Currently, about 170 million American workers and their family members receive health care insurance through an employer-sponsored plan. Who those workers can see, what is covered and, most important, how much it will cost is largely determined by who they work for.
A few years ago, for example, when I naively believed I could make a living outside of journalism, I took a job at a small communications agency. My family premium increased from about $335 a month to more than $900 and a higher out-of- pocket deductible.
That's the state of the U.S. health-care system today. Unless you are elderly, disabled or poor, your access to health insurance is determined by your employer's willingness to subsidize it or your ability to pay for it yourself.
It is a creaky, inefficient and dysfunctional system that produces mediocre to poor results, despite having the highest costs in the industrialized world.
No wonder, then, that Corporate America is tired of paying so much and getting so little, or why it continues to shift more of those costs to workers.
The average annual premium for family coverage has doubled in the past decade and now tops $15,000, with more than $10,000 coming out of the employer's pocket, according to a 2011 survey by the Kaiser Family Foundation and the Health Research and Education Trust.
Premiums paid directly by workers have increased 131 percent since 2001, more than four times the rate of inflation, while the employers' share has jumped 113 percent.

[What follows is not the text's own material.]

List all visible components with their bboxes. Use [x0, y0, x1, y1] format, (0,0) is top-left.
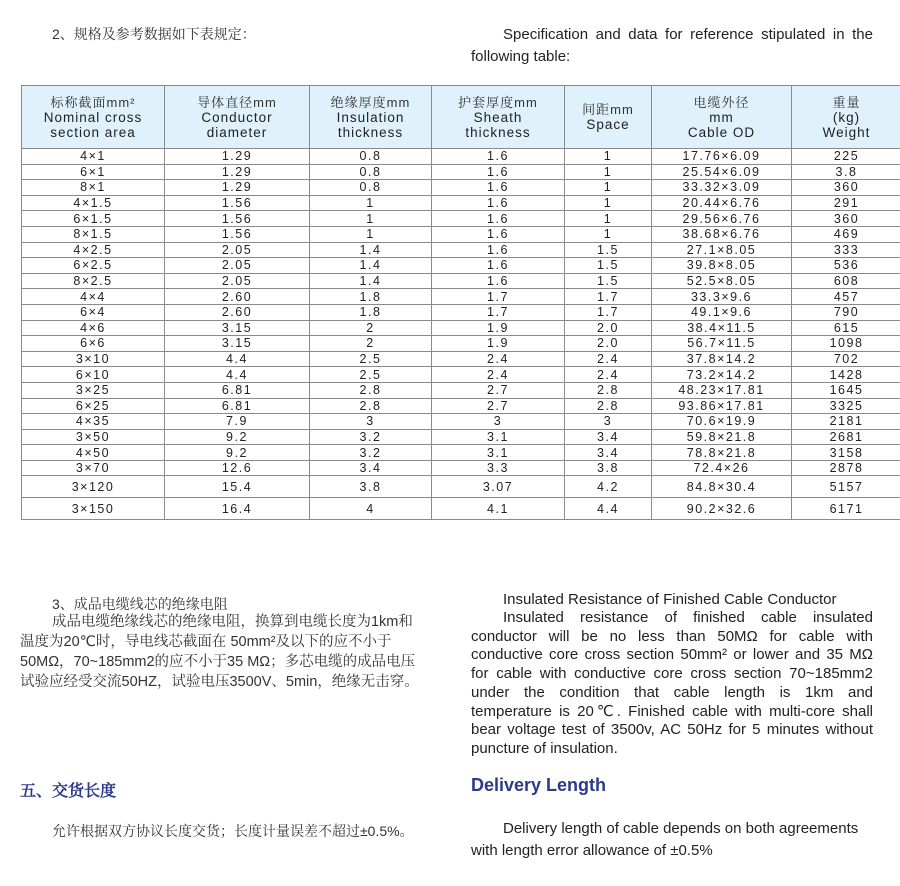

Higher out-of-pocket costs have accompanied those premium increases. Last year, for the first time, half of workers at small firms faced annual deductibles of $1,000 or more. In 2006, that figure was 16 percent. At large firms, the share has grown from 6 percent to 22 percent over the same five years.
Companies also are insisting on having a bigger say in the lifestyle choices its workers make.
Initially, these wellness programs debuted with a soft-sell, "carrot" approach, such as a small premium reduction for completing certain classes. Increasingly, though, companies are picking up a stick and punishing workers who engage in unhealthy habits.
Wal-Mart workers who smoke pay $2,000 extra for health insurance every year. PepsiCo charges employees $50 a month extra if they have diabetes, a manageable but incurable disease often linked to obesity. A few years ago, Safeway began plotting the body mass index of some of its workers. Gee, I wonder how they might use that information.
All these private-sector, market-based efforts have done little to instill healthy behaviors or curb galloping health care costs. At $2.6 trillion, health care accounted for almost 18 percent of gross domestic product in 2010.
There were some legitimate differences in opinion about whether Obamacare would slow the growth in health care spending or improve health outcomes.
Given the financial stakes for America's employers, you would think they would have rallied around a compelling alternative proposal.
That's what happened in 1993, after all, when President Bill Clinton tried to enact health care reform.
The Health Equity and Access Reform Today Act, sponsored by 19 Republican senators, included a concept first championed by the conservative Heritage Foundation. It required "each citizen or lawful permanent resident to be covered under a qualified health plan or equivalent health care program by January 1, 2005."
This time around, though, the U.S. Chamber of Commerce, the leading Washington lobbyist for big corporations, spent more than $80 million trying to defeat health care reform. Most other big business groups fell lockstep behind Republican legislative leaders, who made defeating health care reform their highest priority.
They may yet win, but it's hard to see how the rest of us do.